Sunday, 3 May 2009

The Apprentice

I hate the BBC TV programme The Apprentice. There – I’ve said it and I feel quite alone is saying so! I feel alone as it’s one of the UK’s most popular TV programmes, gaining plaudits, awards and millions of viewers and it is peddled as very much the programme to watch – but I really don’t like it. I actually find it disturbing and worrying. I’d go as far as to say that it actually offends me.

The Apprentice is one of the ever increasing number of reality television shows to hit our screens. In this programme people are set tasks by Sir Alan Sugar to test various aspects of their business acumen. Each week, the candidates are divided into two teams and Sir Alan briefs them on the new task. The team appoints a project manager and this person is responsible for leading the task. After each show, the candidate who has impressed Sir Alan the least is ‘fired’ and usually in rather humiliating fashion. The goal for each candidate is to make it through all the various tasks in order to win a six figure salary as Sir Alan’s Apprentice.

Why don’t I like the programme? Because it has the affect of bringing to the surface all the aspects of the human personality that I really struggle with. Those aspects that I feel that as spiritual beings we should be moving away from. The candidates all appear to be prepared to sell their own Grandmothers if this would secure victory. Everything within the programme plays to their own ego and their inflated opinions of themselves. When they feel they’re in trouble; that is, when they feel they are in danger of being fired, the venom that spews from their mouths and the pure hatred that is sometimes evident in their body language in order to denigrate the others is nothing short of scary. Perhaps it reminds me too much of the office politics that all too often surrounds my working day.

Yet, I watch it each week. I think I watch it to convince myself that what I don’t like about it is really what I don’t like about it! Perhaps I want to see it improve; perhaps I want to see someone actually look out for someone else. Perhaps I want to see someone demonstrate a degree of understanding of another person, perhaps I want to see someone demonstrate empathy, put someone else first, recognise another for who and what they are as opposed to seeing each and every other candidate as nothing other than a back to stab and a carcass to climb over in order to get what it is they want for themselves. They feign teamwork, but in the end the single motive is about self. In other words, there is no authenticity, no transparency, everything is false.

I guess the reason I struggle is because everything about this programme challenges my own values. Some people have labelled me as naïve because of the values I hold, but I refuse to believe that other people exist merely as a means to my own gain. It is fellowship that is important, not what someone else can do for me to make me look or feel better. We should be celebrating each other, not denigrating each other.

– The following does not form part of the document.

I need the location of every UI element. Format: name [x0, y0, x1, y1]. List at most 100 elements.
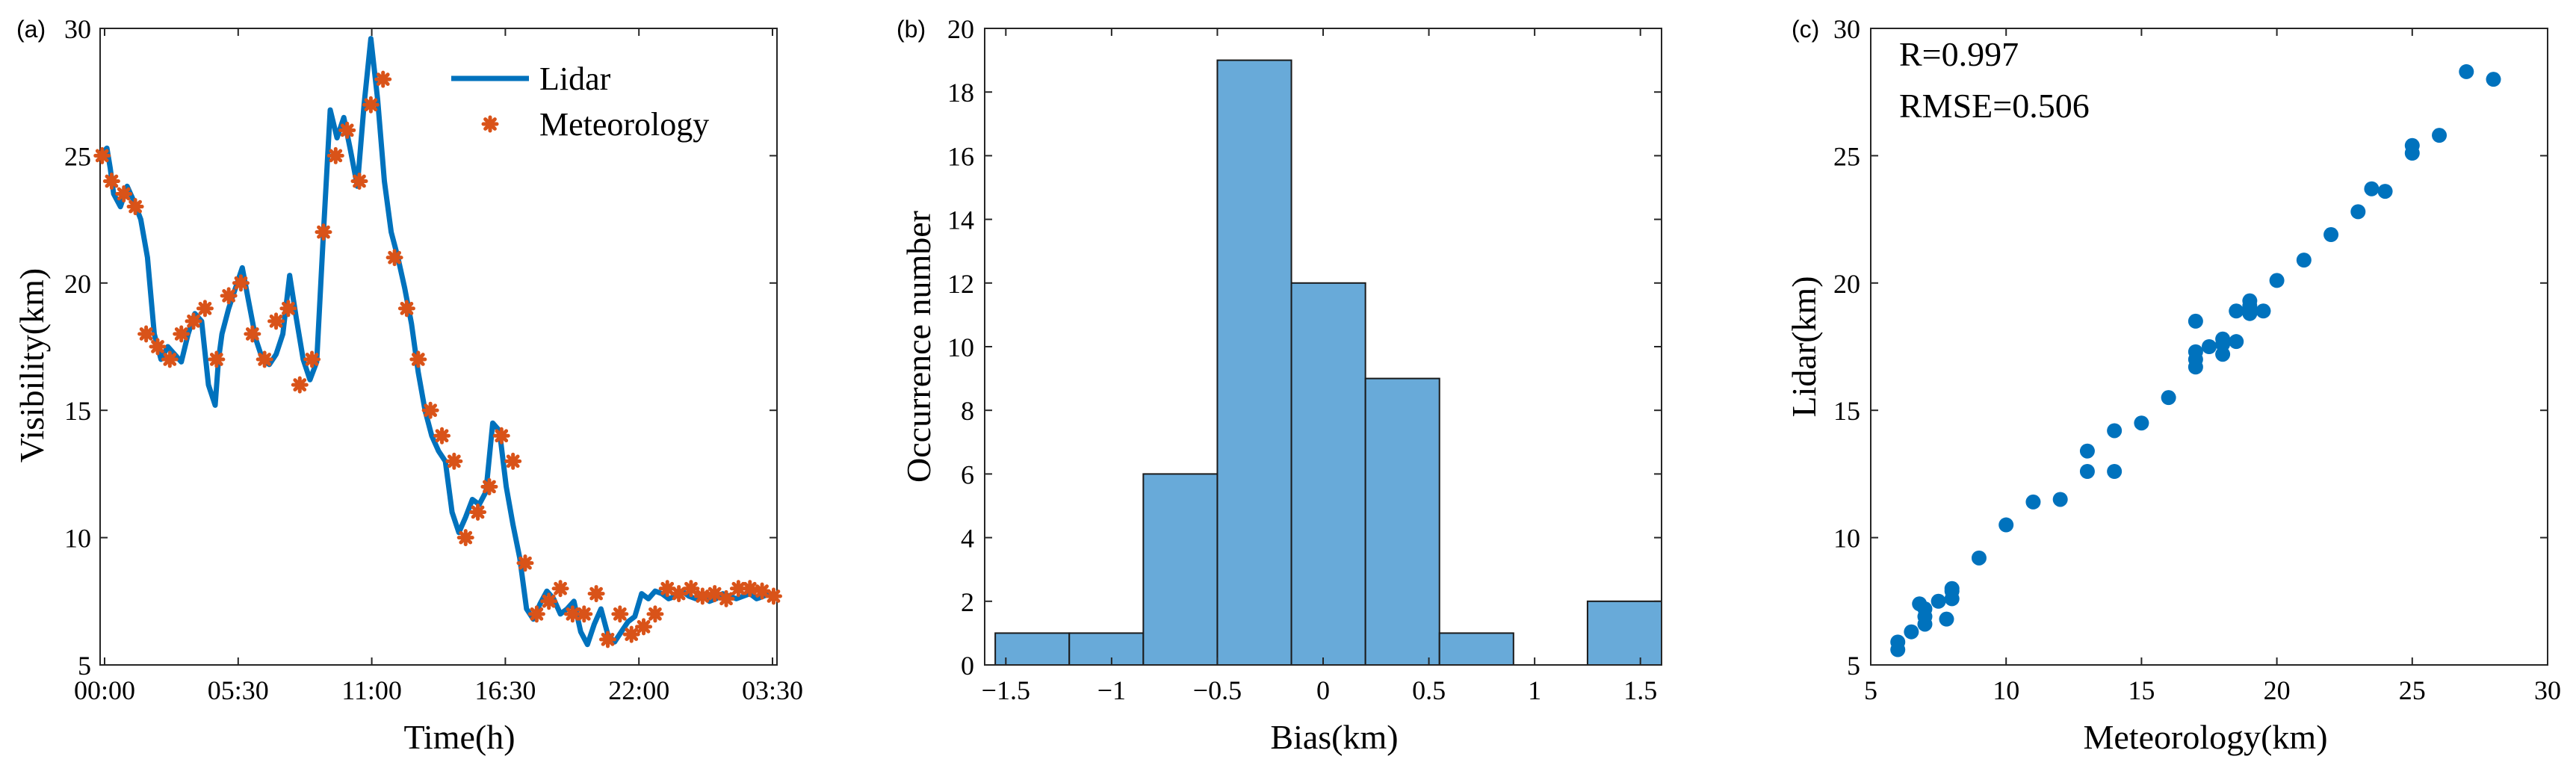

The Apprentice appears to further popularise the misconception that we should use force to obtain our goals, that the means justify the end result. Conflict, it would appear, is fine as it brings about selfish ends, whereas what is truly important is purification, a stripping away of all the former, in order to bring about a deeper and fuller manifestation of ones Higher Self and therefore selflessness. It’s about a laying down, which, ironically, once we fully move into this arena, brings far more worth and value than one could have ever initially realised.

Domination is a theme that runs through The Apprentice, and of course this programme simply reflects where we are as a society. It’s all about survival, it’s all about profit and gain, whereas the magickal being is called to lay down and surrender, not control and dominate. Magickal power is birthed in sacrifice.

This is what Dion Fortune refers to as the death of the personality and increasingly I am beginning to understand what it is she actually means. I don’t pretend to have arrived at this point but I see more clearly than ever just what it is that is required of me in this moment in time.

Where it will lead . . . well, that has to be another story!

3 comments:

Paul said...

I couldn't agree more. For better or worse I have no competitive streak in me at all and absolutely no desire to make large amounts of money at other's expense.

I found the idea of making money out of property just as appalling. A house is a place to make a home - to grow in love with family and communion with the spirits of place.

Beltane blessings

Moonroot said...

I've never watched it - I always imagined it would be just as you describe it. And now I'm glad I've never watched it!

Anonymous said...

Yep - It seems to bring the worst of the human race to the surface, I don't watch it, although I did watch one or two episodes in previous years, but no more.